INTERKONEKSI
STUDI HADITS DAN ASTRONOMI
(Studi Hadits Rukyat Gerhana Matahari)
Oleh:
Imam Syafi’i
(Mahasiswa Pasca Sarjana Program Studi
Pendidikan Agama Islam)
Abstract
Hadits merupakan suatu sumber
ajaran Islam. Oleh karena itu hadits tidak hanya menjadi bidang kajian ekslisif
ahli-ahli hadits, namun juga memberikan kontribusi substansial. Interkoneksi
studi hadits dan astronomi tidak hanya penting bagi pengembangan studi hadits,
tetapi juga memberikan kontribusi penting kepada ushul fiqih sebagai metode
pemahaman hadits-hadits terkait hukum.
Dalam interkoneksi studi hadits
dan astronomi yang disini adalah penggunaan dalam pengertian sempit yaitu
sebagai practical astronomy. Kajian yang dimaksudkan adalah suatu bagian
dari astronomi yang mempelajari gerak dan posisi geometris benda-benda langit
tertentu seperti matahari, bulan dan bumi guna menentukan arah tempat dan waktu
di atas bumi.
Pendekatan integrasi dan
interkoneksi memiliki dua sisi terpisah yaitu sisi integrasi dan sisi
interkoneksi. Dalam integrasi terjadi restrukturisasi ilmu berdasarkan
prinsisp-prinsip yang menyangkut paradigma, teori, metode dan prosedur-prosedur
tehnis dalam ilmu yang bersangkutan.
Kata Kunci: Interkoneksi, Hadits, dan Astronomi
Pada zaman Nabi saw pernah terjadi gerhana
matahari dan peristiwa itu dilaporkan dalam banyak riwayat hadits yang
ditakhrij oleh para ahli hadits. Hanya saja riwayat-riwayat hadits itu tidak
mencatat tanggal dan hari terjadinya gerhana itu. Riwayat-riwayat tersebut
tampaknya lebih terfokus pada aspek tuntunan ibadah saat terjadinya gerhana,
yaitu shalat gerhana.
Masalah rukyat versus hisab telah sejak lama
menjadi pertikaian ketika hendak memasuki bulan-bulan ibadah seperti Ramadhan,
Idul Fitri, dan Dzulhijah. Terdapat hadits-hadits yang secara tegas
memerintahkan agar dilakukan rukyat dan melarang memulai Ramadhan dan Idul
Fitri sebelum melakukan rukyat. Namun rukyat itu sendiri tidak lepas dari berbagai
kesulitan antara lain karena tidak bisa memberikan kepastian waktu sebelum H-1.

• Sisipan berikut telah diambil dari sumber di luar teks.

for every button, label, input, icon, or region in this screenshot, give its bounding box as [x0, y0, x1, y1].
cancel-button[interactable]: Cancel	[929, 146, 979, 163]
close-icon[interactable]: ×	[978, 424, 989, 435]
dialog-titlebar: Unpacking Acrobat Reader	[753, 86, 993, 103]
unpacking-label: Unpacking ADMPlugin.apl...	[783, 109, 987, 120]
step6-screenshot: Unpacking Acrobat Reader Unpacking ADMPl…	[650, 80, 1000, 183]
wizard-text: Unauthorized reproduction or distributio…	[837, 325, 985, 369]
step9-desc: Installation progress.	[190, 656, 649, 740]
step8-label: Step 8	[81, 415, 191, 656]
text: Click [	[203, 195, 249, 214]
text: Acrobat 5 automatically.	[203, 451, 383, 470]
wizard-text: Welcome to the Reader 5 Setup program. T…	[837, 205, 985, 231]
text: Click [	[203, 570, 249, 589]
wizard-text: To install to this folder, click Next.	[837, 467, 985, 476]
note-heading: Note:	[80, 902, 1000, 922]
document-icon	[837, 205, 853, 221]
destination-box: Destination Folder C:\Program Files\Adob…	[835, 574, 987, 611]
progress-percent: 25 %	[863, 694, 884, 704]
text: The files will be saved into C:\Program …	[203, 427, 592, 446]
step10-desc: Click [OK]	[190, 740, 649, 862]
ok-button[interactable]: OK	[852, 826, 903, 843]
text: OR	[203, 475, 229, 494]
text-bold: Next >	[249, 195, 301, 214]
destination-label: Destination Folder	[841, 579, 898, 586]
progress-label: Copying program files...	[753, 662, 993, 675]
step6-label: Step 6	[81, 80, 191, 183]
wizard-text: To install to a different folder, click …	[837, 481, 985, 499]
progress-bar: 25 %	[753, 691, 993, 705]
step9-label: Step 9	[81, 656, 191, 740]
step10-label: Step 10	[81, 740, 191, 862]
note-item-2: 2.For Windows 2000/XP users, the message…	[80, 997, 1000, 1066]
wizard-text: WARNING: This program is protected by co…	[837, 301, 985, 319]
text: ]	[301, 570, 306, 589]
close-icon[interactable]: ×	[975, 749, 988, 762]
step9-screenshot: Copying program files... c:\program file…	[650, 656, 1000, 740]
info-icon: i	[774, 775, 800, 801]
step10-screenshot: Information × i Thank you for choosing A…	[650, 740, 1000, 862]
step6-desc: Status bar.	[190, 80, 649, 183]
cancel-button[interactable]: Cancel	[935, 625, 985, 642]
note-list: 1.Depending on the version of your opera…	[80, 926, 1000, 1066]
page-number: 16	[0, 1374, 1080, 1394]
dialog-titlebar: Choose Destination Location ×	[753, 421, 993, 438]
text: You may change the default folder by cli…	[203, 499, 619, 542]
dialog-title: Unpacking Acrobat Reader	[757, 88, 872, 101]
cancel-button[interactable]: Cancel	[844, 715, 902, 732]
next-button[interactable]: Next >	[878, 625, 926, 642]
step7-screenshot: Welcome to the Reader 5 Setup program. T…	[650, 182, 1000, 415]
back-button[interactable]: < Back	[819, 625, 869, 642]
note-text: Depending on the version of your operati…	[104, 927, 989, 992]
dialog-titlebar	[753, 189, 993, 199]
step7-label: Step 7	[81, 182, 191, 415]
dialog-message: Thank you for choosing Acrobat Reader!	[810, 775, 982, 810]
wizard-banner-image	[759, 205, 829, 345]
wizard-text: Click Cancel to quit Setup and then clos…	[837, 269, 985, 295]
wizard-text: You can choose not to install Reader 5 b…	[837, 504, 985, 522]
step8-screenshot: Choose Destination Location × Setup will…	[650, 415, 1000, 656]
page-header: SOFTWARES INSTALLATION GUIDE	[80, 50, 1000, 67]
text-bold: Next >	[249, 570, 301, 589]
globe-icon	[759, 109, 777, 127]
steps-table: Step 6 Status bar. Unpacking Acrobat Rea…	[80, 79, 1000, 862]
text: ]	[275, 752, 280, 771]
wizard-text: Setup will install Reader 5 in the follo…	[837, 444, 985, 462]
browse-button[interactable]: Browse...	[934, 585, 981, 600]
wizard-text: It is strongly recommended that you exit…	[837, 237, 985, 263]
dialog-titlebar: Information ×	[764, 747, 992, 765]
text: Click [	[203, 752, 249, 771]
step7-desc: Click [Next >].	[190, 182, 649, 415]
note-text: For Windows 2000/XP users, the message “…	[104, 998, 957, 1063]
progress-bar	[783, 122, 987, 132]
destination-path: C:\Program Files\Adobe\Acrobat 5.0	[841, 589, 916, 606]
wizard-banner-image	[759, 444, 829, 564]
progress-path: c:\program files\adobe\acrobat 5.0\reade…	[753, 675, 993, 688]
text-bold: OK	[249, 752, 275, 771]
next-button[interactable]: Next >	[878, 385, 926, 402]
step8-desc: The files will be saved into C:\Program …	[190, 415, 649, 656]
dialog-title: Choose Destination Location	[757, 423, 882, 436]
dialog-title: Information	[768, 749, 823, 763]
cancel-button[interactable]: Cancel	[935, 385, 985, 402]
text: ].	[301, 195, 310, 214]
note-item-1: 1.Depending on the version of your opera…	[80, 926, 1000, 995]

Dilihat dari sudut manajemen waktu yang baik, keadaan seperti ini tidak dapat
dihandalkan karena sebelum H-1 tidak bisa dibuat perencanaan jauh ke depan.
Beberapa teori yang menjadi landasan pijakan
meliputi dua aspek yang berbeda yaitu; Pertama, teori yang menyangkut
otentikasi hadits seperti penentuan shahih atau dhaifnya hadits. Kedua,
teori yang menyangkut visibilitas hilal guna meramalkan kapan kiranya Nabi saw
bersama para Sahabatnya dapat merukyat hilal.[1]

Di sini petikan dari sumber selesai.